One can see two possibilities here. The first is that World War III/IV/V has reached one of those Eurasia/Eastasia moments where everybody — and not just here in Oceania — suddenly switches enemies. Booman at The Booman Tribune pointed today to a possible example of this shift in Iraq, where the New York Times reports that Sunni leaders are having second thoughts about a U.S. troop withdrawal:
As sectarian violence soars, many Sunni Arab political and religious leaders once staunchly opposed to the American presence here are now saying they need American troops to protect them from the rampages of Shiite militias and Shiite-run government forces . . . The Sunnis also view the Americans as a "bulwark against Iranian actions here," a senior American diplomat said.
This is, of course, the Outer Party Times talking here — with a co-byline from Dexter Filkins, last seen doing script rewrites for the Pentagon Channel. Once again, caveat lector. But also interesting if true.

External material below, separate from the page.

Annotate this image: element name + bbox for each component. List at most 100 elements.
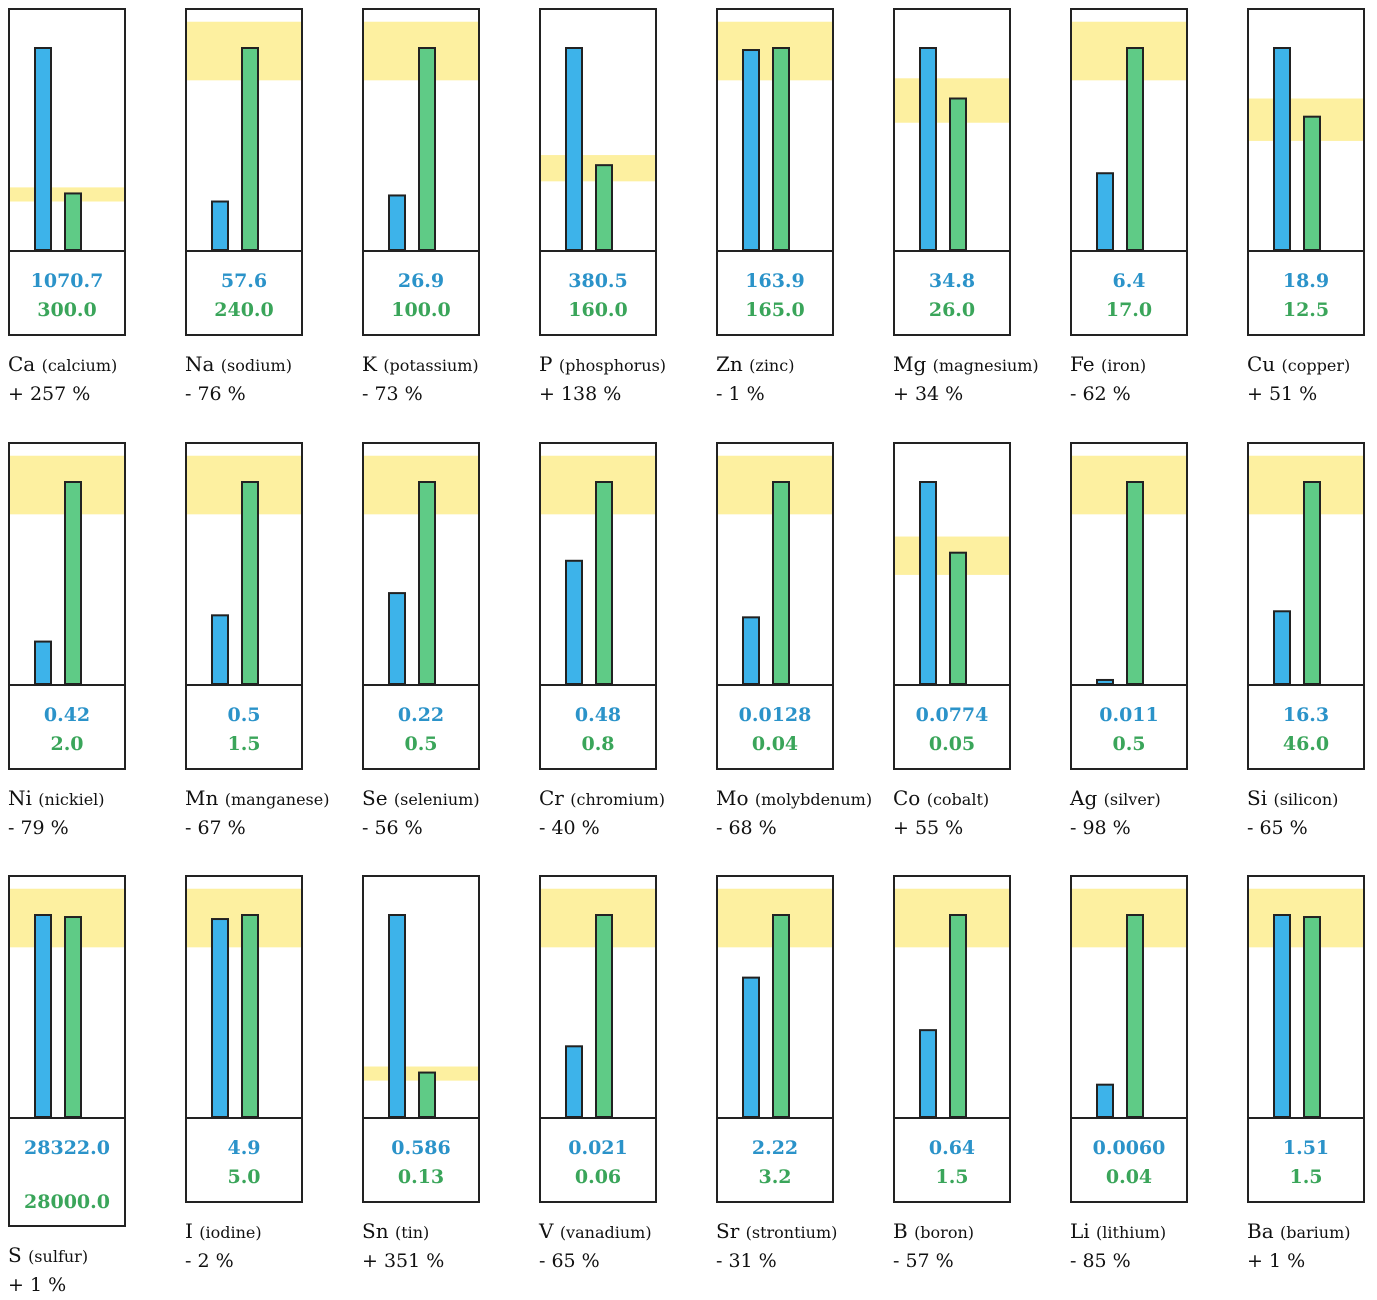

How far such a realigment could go is anybody’s guess. A friend (see above) told me today that he’d heard through the grapevine that the other King Abdullah, of Jordan, recently told Shrub he believed the Sunni-Sh’ia showdown would soon supplant the Israeli-Arab conflict as the defining grudge match in the Middle East. But then the little king would say that, given who pays to keep his little dynasty afloat.
Put me down as an agonostic. King Abdullah does not, shall we say, have a whole lot of street cred — not unless the street in question is Pennsylvannia Avenue. True, there is a fine old tradition in the Middle East of the enemy of my enemy being my friend, but these things do have their limits. One of the things I took away from Nir Rosen’s book, In the Belly of the Green Bird was just how entrenched and abiding popular hatred and suspicion of the Israelis is among both Shi’a and Sunni, or at least in Iraq. (I’ve come across the same attitudes, albeit expressed more politely, in Egypt and Jordan as well.) My gut — not my most attractive organ but sometimes my smartest — tells me Hezbollah is earning major brownie points on the Arab street by standing up to the Zionists and, what’s more, sending some ordinance flying back their way.
Whether that pathology will act as a brake on the willingness or ability of U.S.-backed Sunni regimes to publicly toe the Cheney administration’s line I don’t know. The Christian Science Monitor suspects it might, but I’d say that only Hosni Mubarak’s security advisors really know for sure.
But that still leaves the second of my two possibilities — one that is distinctly less favorable for Team Oceania than a Shi’a-Sunni death match (which is a divide-and-conquer wet dream.) However senior Al Qaeda leaders feel about Hezbollah and the emerging Shi’a crescent, they can’t be too happy about seeing their status in the terrorist celebrity pantheon overshadowed by Hezbollah’s starring role in the Lebanon extravaganza — particularly at a time when Al Qaeda is already under considerable pressure to prove it still has political and operational relevance. But there’s really only way to show the world who the real scourge of the Jews and Crusaders is: By executing a major terrorist attack, either in Israel (hard) America (less hard) or Britain (even less hard — although something bigger than a couple of pipe bombs in the Tube would probably be necessary to make the point.)
The bottom line is that like any fading rock group, Al Qaeda badly needs a hit to avoid being permanently supplanted in the public eye by its Shi’a rival, which is setting the charts ablaze, so to speak. If the original band or its various spin offs have any ambitious projects on the drawing boards, now might be the opportune time to put them into production. Which means it’s at least possible that the silent party won’t remain silent much longer.